Субъект выходит за пределы души, и благодаря этому становится возможным познание:
«Мы думали найти сущность эмпиризма именно в конкретной проблеме субъективности. Но прежде следовало бы спросить, как определяется субъективность. Субъект определяется движением и через движение своего собственного развития. Субъект — это то, что развивает само себя. Вот единственное содержание, какое мы можем придать идее субъективности: опосредование и трансценденция. Но отметим, что движение само-развития, или движение становления-иным, двойственно: субъект выходит за свои пределы, он ставит под сомнение самого себя… Я, выходя за пределы [данного], считаю себя субъектом и полагаю себя в качестве субъекта: я утверждаю больше, чем знаю».[82]
Однако все-таки это не тот автономный субъект, о котором говорили Декарт и Кант. Согласно Делезу, дело субъекта — навести порядок в разрозненных идеях воображения, привести их в систему.
«Теперь мы должны поставить следующий вопрос: что мы имеем в виду, когда говорим о субъекте? Мы имеем в виду, что воображение, став собиранием, становится теперь способностью; а разбросанное собрание становится системой. Данное снова схватывается с помощью движения и в движении, выходящем за пределы данного. Душа становится человеческой природой. Субъект изобретает и верит; он — синтез, синтез души»
[83].
Таким образом, Делез показывает, что субъект, хотя и не автономен — он результат воздействия принципов на душу, — но необходим, чтобы мысли были не в хаосе, чтобы идеи связывались в систему, чтобы мы могли проводить связи между ними.
Поздний Делез
В более поздних, чем «Эмпиризм и субъективность», произведениях Делеза мы видим типичную для этого направления мысли постановку вопроса. Это смерть субъекта, прежде всего, как автора. Никакой субъект не является автором смысла. Смысл рождается сам.
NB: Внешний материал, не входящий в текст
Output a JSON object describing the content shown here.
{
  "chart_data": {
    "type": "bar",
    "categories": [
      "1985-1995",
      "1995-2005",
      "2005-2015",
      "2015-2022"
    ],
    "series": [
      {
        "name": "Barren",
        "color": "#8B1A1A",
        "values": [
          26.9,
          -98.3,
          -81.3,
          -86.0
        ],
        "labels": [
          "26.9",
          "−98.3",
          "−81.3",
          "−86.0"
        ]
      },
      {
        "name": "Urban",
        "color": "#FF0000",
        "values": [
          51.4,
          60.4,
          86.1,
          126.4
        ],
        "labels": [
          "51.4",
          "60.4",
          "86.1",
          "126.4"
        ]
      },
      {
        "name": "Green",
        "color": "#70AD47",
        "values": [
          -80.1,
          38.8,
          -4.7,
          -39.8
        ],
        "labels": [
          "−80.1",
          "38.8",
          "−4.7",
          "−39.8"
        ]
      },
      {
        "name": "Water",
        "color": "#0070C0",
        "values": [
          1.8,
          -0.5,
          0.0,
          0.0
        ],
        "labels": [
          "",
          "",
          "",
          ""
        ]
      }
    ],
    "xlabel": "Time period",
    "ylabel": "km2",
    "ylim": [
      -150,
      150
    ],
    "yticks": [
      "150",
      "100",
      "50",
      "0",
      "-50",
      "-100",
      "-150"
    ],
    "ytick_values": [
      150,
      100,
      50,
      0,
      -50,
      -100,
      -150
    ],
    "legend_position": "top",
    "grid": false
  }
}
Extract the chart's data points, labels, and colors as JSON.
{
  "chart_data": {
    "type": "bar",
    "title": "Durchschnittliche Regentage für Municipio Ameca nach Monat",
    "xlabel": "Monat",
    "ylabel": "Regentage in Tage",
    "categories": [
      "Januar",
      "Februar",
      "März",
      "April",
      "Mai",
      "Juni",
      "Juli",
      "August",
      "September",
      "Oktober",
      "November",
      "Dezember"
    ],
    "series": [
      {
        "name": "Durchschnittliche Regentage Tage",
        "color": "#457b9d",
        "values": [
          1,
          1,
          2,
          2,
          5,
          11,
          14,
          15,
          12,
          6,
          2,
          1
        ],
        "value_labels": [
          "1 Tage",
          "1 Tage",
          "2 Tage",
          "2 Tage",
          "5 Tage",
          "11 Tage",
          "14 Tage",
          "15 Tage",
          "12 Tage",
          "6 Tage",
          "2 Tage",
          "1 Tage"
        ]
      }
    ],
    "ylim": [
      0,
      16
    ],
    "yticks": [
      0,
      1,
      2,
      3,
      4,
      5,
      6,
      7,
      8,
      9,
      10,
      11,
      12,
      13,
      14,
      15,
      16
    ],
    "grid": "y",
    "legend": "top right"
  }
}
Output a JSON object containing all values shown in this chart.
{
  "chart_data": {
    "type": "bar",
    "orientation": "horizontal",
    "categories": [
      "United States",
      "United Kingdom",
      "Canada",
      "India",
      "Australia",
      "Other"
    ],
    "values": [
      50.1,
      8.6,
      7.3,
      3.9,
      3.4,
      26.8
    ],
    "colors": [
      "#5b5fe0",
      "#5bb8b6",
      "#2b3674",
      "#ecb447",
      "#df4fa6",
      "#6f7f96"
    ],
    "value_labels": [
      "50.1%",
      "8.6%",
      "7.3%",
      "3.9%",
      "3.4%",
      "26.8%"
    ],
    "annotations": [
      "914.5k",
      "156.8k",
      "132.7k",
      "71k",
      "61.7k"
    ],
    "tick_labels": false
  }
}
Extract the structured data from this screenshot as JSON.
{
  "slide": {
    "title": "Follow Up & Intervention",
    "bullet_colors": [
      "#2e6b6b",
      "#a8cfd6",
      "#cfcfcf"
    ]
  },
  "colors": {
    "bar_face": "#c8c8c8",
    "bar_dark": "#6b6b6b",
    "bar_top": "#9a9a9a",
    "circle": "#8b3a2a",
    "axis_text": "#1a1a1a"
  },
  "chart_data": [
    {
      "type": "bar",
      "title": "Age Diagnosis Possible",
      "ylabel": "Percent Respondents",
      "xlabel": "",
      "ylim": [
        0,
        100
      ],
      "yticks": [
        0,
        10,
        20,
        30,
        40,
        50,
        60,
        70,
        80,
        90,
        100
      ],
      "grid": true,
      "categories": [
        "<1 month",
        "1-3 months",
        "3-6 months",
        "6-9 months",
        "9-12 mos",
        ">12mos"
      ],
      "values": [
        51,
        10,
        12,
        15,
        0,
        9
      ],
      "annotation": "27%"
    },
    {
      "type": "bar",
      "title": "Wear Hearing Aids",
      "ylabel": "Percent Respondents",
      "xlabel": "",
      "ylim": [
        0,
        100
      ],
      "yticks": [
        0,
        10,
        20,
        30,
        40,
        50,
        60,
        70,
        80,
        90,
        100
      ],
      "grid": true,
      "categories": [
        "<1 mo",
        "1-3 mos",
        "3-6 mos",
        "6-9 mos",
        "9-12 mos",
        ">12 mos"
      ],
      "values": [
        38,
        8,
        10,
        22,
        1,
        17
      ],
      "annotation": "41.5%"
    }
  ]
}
В «Логике смысла» Делез пишет о поверхности, противопоставляя ее глубине. Глубина — место физических тел и, как можно понять, переживаний и чувств. Поверхность — место событий. События случаются не с телами. Тела пребывают в своих физических превращениях, и эти превращения континуальные. На поверхности мы видим события, порождающие смыслы. Между телами и их превращениями связи причинно-следственные, между событиями же возможны только псевдосвязи. События — это, как говорит Делез, эффекты.
Все тела — причины друг друга и друг для друга, но причины чего? Они — причины особых вещей совершенно иной природы. Такие эффекты — не тела, а, собственно говоря, нечто «бестелесное». Это — не физические качества или свойства, а логические и диалектические атрибуты. Это — не вещи или состояния вещей, а события[84].
Он ссылается на стоиков:
(Стоики радикально разводят) два плана бытия, чего до них еще никто не делал: с одной стороны, глубинное и реальное бытие, сила; с другой — план фактов, резвящихся на поверхности бытия и образующих бесконечное множество бестелесных сущих…. Бестелесные эффекты никогда не бывают причинами друг друга[85].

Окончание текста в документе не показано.